As Slate's press critic, I begin most days by checking what my U.K. colleagues are saying about journalism. Thanks to the time zone difference, they're several hours ahead of U.S. sites like Romenesko in collecting news about the news business, and they do it from their unique perspective. The Guardian's industrious Roy Greenslade does a great job packing the whole world of journalism into his blog. The best Brit-crit is Adrian Monck, who blogs at www.adrianmonck.com. Monck's new book, Can You Trust the Media?,written with Mike Hanley, rips what they call the culture's "trust obsession." Beware the newspapers, magazines, TV news operations, and other media institutions that crave the audience's trust, they counsel. It's just a con they're running so they can sell your eyeballs to advertisers. Likewise, spurn those who pine for more "trustworthy" media institutions. Individual reporters and columnists may be trustworthy, but the only dependable way to tame the public's doubts is to give them access to the raw data from which journalism is produced. (The book hasn't been published in the United States yet, so try Amazon.co.uk.)
Alan D. Mutter documents the financial decline of the news business at Reflections of a Newsosaur. This week he noted that newspaper stocks lost $4 billion in the first two weeks of July, "an amount greater than the combined market capitalization of all but the three largest publicly held publishing companies." New media billionaire Mark Cuban carpets his blog with his woolly pontifications about the media business, the sports business (he owns the Dallas Mavericks), and the failings of journalists. Cuban's items would be twice as good if they were half as long, but he's always worth the time. If only every capitalist wrote so candidly.
The death of New Yorkmagazine's Clay Felker sent me to my bookshelf to supplement New Yorkmagazine's fine job of capturing his achievement. (See Tom Wolfe's essay, Kurt Andersen's appreciation, and the Felker oral history.) In his 2002 book The Last Editor, Jim Bellows writes of hiring Felker to run New York(when it was the Sunday magazine of the New York Herald Tribune) after Felker lost the job of editor of Esquire in a contest with Harold Hayes.
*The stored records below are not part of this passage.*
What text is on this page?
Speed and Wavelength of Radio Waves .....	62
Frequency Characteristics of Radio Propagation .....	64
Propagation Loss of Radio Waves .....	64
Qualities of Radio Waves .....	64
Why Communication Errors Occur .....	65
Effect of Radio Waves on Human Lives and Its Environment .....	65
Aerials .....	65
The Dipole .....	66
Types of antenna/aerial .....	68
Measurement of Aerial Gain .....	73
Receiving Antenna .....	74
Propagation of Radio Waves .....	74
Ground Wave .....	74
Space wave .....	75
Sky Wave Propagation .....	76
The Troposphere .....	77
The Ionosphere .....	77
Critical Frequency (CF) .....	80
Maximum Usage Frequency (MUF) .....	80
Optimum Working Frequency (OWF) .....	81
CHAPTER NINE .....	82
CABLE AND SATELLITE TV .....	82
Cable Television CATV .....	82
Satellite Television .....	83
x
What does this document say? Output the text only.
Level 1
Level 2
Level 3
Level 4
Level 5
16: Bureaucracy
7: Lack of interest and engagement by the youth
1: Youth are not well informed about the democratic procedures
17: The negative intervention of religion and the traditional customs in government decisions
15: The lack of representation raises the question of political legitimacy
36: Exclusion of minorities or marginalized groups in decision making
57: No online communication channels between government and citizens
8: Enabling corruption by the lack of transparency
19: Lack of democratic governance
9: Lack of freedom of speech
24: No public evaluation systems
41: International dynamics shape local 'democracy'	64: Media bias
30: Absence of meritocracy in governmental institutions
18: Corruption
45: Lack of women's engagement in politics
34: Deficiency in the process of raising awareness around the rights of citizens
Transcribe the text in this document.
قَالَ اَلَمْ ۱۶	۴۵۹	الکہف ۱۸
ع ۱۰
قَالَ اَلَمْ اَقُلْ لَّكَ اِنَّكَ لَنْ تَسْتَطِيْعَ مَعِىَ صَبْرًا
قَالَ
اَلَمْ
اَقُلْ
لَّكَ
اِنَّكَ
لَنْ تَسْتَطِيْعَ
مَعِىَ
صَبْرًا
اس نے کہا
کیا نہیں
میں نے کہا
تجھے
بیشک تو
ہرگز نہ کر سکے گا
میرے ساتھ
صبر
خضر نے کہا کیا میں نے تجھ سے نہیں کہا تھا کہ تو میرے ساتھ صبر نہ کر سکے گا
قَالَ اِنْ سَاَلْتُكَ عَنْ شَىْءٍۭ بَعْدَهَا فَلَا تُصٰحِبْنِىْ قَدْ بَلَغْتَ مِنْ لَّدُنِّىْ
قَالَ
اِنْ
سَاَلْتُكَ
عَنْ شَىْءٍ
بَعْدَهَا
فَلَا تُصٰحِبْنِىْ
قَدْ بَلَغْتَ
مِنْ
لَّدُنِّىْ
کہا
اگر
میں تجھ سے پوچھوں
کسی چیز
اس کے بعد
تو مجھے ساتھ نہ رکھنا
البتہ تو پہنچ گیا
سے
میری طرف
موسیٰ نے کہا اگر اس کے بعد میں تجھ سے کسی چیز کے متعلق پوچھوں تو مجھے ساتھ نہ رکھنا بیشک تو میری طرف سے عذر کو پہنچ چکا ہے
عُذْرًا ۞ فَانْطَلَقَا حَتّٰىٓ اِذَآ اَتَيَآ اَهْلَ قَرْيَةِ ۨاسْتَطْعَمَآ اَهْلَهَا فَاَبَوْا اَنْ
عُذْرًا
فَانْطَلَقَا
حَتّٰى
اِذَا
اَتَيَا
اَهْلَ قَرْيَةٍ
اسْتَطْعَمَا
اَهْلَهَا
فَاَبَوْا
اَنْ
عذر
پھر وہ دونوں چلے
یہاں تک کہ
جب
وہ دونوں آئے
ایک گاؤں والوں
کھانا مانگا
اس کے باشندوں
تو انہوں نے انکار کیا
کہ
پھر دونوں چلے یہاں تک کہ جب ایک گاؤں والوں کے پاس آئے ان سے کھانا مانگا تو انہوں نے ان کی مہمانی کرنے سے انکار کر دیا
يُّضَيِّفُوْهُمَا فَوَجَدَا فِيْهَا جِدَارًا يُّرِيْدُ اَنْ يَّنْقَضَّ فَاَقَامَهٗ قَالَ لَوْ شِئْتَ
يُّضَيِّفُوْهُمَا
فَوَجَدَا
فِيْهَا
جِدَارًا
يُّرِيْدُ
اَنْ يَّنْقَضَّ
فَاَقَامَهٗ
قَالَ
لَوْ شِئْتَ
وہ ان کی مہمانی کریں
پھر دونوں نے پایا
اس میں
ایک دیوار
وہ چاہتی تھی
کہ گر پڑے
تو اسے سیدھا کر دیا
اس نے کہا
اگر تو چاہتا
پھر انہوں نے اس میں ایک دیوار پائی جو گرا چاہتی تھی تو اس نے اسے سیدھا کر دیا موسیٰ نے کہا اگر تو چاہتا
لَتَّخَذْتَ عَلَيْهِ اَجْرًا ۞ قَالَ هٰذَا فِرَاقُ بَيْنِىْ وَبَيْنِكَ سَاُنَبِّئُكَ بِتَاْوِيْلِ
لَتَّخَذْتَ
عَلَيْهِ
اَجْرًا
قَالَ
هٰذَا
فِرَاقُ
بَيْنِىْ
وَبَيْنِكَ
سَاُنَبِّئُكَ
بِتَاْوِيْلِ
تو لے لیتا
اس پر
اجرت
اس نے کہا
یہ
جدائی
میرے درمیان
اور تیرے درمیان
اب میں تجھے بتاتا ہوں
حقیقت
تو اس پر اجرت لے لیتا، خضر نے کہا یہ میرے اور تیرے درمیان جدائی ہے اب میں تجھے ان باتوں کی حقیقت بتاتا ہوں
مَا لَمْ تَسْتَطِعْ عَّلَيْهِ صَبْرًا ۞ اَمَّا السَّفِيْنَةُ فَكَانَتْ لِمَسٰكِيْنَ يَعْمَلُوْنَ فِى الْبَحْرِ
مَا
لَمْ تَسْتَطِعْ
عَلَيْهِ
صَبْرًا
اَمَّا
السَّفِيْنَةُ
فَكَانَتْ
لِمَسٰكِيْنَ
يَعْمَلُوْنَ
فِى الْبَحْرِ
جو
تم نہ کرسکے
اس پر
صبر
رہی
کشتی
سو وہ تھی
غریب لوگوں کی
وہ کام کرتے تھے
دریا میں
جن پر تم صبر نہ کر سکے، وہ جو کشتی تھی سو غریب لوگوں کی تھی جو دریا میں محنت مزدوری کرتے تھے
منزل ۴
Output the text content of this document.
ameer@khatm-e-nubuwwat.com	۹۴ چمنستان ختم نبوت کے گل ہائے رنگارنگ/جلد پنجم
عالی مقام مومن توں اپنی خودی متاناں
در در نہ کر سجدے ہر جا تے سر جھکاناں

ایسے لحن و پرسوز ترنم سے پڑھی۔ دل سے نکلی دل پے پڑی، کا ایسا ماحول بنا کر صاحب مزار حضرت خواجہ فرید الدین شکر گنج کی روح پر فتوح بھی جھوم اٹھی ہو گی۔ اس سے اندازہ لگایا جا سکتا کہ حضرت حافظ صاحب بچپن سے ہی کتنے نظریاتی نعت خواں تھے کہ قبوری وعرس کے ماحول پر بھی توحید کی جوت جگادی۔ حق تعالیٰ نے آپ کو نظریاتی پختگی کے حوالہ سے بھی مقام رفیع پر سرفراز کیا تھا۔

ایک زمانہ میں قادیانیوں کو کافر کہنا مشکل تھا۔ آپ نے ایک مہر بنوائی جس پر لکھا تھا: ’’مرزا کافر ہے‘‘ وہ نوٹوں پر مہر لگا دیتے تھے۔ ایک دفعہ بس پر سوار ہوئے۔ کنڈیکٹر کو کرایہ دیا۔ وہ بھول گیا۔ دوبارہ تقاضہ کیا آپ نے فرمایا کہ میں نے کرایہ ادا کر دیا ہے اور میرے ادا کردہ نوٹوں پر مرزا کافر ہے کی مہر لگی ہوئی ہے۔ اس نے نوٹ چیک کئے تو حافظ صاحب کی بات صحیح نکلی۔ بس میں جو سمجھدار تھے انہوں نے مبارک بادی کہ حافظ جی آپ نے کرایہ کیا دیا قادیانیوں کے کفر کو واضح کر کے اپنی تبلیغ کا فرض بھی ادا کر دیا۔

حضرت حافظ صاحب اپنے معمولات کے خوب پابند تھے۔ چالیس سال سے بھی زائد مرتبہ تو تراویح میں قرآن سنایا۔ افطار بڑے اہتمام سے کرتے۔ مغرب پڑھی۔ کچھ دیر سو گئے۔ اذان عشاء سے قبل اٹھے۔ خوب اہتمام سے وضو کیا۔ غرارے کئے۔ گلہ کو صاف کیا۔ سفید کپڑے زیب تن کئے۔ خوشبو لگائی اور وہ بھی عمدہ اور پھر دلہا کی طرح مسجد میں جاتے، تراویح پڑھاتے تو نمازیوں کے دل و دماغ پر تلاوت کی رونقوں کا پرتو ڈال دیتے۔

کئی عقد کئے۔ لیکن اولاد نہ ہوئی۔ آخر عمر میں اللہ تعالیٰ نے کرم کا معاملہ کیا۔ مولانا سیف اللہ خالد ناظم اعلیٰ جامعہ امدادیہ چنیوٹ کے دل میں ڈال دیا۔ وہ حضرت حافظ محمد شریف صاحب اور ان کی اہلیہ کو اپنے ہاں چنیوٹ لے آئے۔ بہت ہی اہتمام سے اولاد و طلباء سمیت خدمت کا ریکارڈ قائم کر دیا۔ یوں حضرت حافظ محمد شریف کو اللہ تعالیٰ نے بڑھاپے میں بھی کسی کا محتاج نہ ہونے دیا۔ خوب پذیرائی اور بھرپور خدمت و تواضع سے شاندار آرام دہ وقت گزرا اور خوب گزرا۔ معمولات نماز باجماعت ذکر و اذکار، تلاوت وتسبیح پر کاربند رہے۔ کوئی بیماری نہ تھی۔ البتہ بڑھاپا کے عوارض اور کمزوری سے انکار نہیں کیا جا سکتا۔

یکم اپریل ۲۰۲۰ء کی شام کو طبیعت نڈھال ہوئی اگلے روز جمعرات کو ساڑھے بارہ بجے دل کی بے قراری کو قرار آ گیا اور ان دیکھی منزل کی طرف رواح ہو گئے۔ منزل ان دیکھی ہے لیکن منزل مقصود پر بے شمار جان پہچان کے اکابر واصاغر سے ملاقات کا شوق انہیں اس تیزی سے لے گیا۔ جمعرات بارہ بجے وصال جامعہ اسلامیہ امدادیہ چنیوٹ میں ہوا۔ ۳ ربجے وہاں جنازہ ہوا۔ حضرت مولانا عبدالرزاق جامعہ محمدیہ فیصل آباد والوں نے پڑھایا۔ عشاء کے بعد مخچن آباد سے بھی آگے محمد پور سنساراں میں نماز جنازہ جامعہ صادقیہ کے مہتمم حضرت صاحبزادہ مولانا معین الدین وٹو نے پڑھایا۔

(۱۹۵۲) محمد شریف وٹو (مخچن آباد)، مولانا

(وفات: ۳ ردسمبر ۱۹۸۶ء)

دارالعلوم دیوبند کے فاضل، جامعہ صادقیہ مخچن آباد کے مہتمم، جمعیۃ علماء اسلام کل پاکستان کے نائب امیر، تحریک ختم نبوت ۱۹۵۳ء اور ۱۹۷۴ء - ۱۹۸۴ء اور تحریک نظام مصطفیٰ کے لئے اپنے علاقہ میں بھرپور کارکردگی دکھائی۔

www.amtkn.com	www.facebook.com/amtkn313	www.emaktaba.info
That sent me to Carol Polsgrove's indispensible It Wasn't Pretty, Folks, But Didn't We Have Fun? Esquire in the Sixties (1995), which documents Hayes' even greater achievements in forging New Journalism. From there I reacquainted myself with the life of Harold Ross—who deserves credit for planting the seeds of New Journalism by founding The New Yorker—by revisiting sections of Thomas Kunkel's biography of Ross, Genius in Disguise: Harold Ross of the New Yorker (1995). Had the deadline for this column not intervened, I would still be belly-down in front of my bookshelf, tasting from Abe Peck's Uncovering the Sixties: The Life and Times of the Underground Press (1985), Tom Wolfe's The New Journalism (1973), Ben Hecht's 1001 Afternoons in Chicago (1992), and Richard Ben Cramer's What It Takes: The Way to the White House (1993). The best reading is rereading.